The food glossary +++ 'Nilagang mais', 'Naejangtang', 'Ngu vi huong'
Nutria refers to a large semi-aquatic rodent that is indigenous to South America which has become one of the food sources for people of Louisiana. Nutria was imported into Louisiana for its fur industry, however, over decades Nutria extensively damaged the state’s coastal wetlands, so officials decided to promote Nutria as a cheap and readily available food source.

Nane Sangak refers to Iranian fresh yeast bread, baked on hot stones and eaten while still warm. Nane Sangak is also known as Sangak.

Nanohana or Na No Hana (Brassica campestris) is the Japanese name for rape blossom; are rapeseed plants which are widely eaten as spring greens in Japan. Boiled Nanohana plants are dressed with Karashi mustard dressing. Use tender nanohana plants with flower buds. The nanohana plant is entirely edible, and the plant it is also the source of healthy Canola oil. Nanohana is a springtime flower, and in some areas of Japan you can find fields of the flower formed into mazes so visitors can wander through the blossoms and enjoy their beauty. Nanohana bloom just before sakura here in Japan, so they are kind of a prelude to spring, even though they are beautiful in their own right. Nanohana, in Japanese literally translates into 'Vegetable Flower' but it also can be read to mean wild flower, or flower of the field. the plant is completely edible. March, is the Nanohana season for most of Japan.Nanohana in Japan are also celebrated in the art and culture of Japan, such as in clothing patterns, souvenir books, toys, gift arrangements, candles, and a Nano Hana sweet traditionally made with azuki beans available in the early spring at many Japanese markets which look like Nanohana flowers.
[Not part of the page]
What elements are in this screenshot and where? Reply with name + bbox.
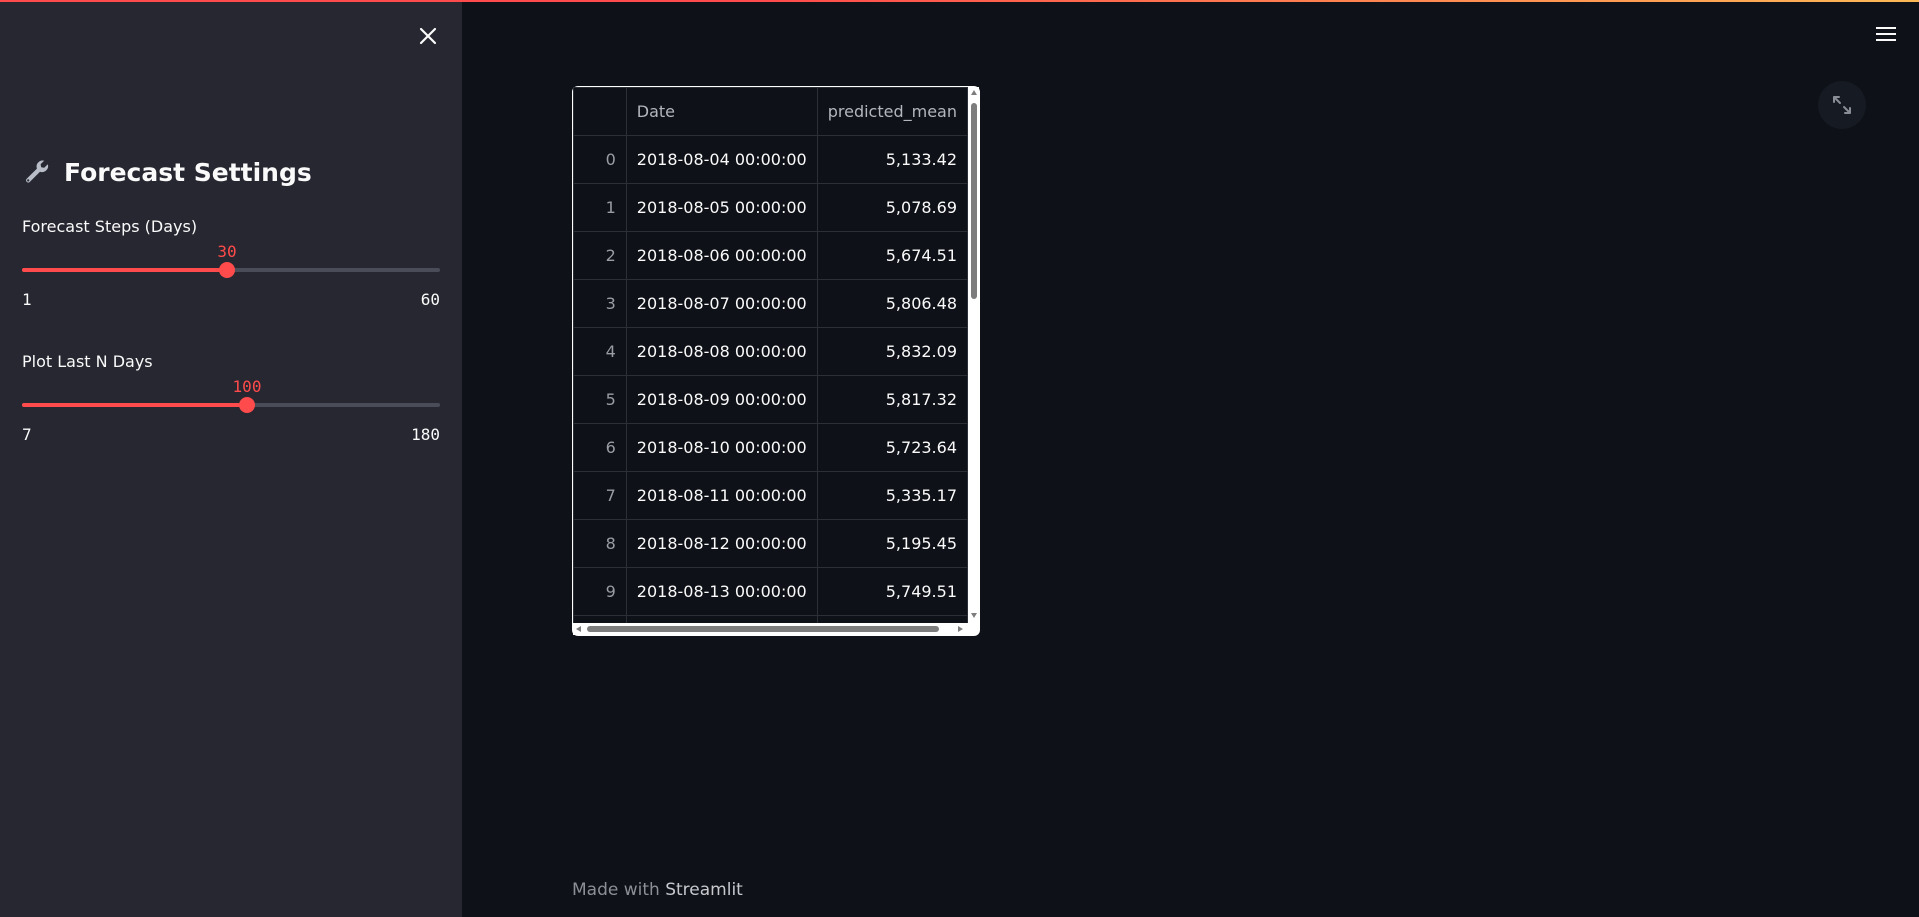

Nanohana is called Hanana in Kyoto.

Nam Pla Phrik refers to Thailand's fish sauce with thinly sliced Phrik Khi Nu and a squeeze of lime, sometimes sliced garlic is added, too. This sauce complements fried fish and fried rice dishes, but it is used universally as a more sophisticated substitute for plain fish sauce. Prik Ki Nu is also known as birds eye chilis, birdshit chilis , scuds, dynamite chilis, or "mouse dropping" or mouse shit chili. These Thai chilis are viciously hot and are widely used in Thai cuisine. They form the basis for most Nam Prik recipes.

Nam Phrik Siracha refers to Thailand's thick, orange chilli sauce made from red chilli, vinegar and sugar. It can be bought in Bottles at the markets. It is used as a sauce and a dip for seafood.

Nam Jim Kai refers to Thailand's multi - purpose dip which is predominantly sweet in taste. Sugar forms the base, but fish sauce , garlic and red chilli round out the flavor. It complements barbecued chicken, skewered pork, grilled cuttlefish, fried wanton, spring rolls or batter fried shrimp. There are other variations to this sweet dip. If cucumber slices, crushed peanuts and a bit of vinegar are added, the dip is used with fried bean curd and fried fish cakes.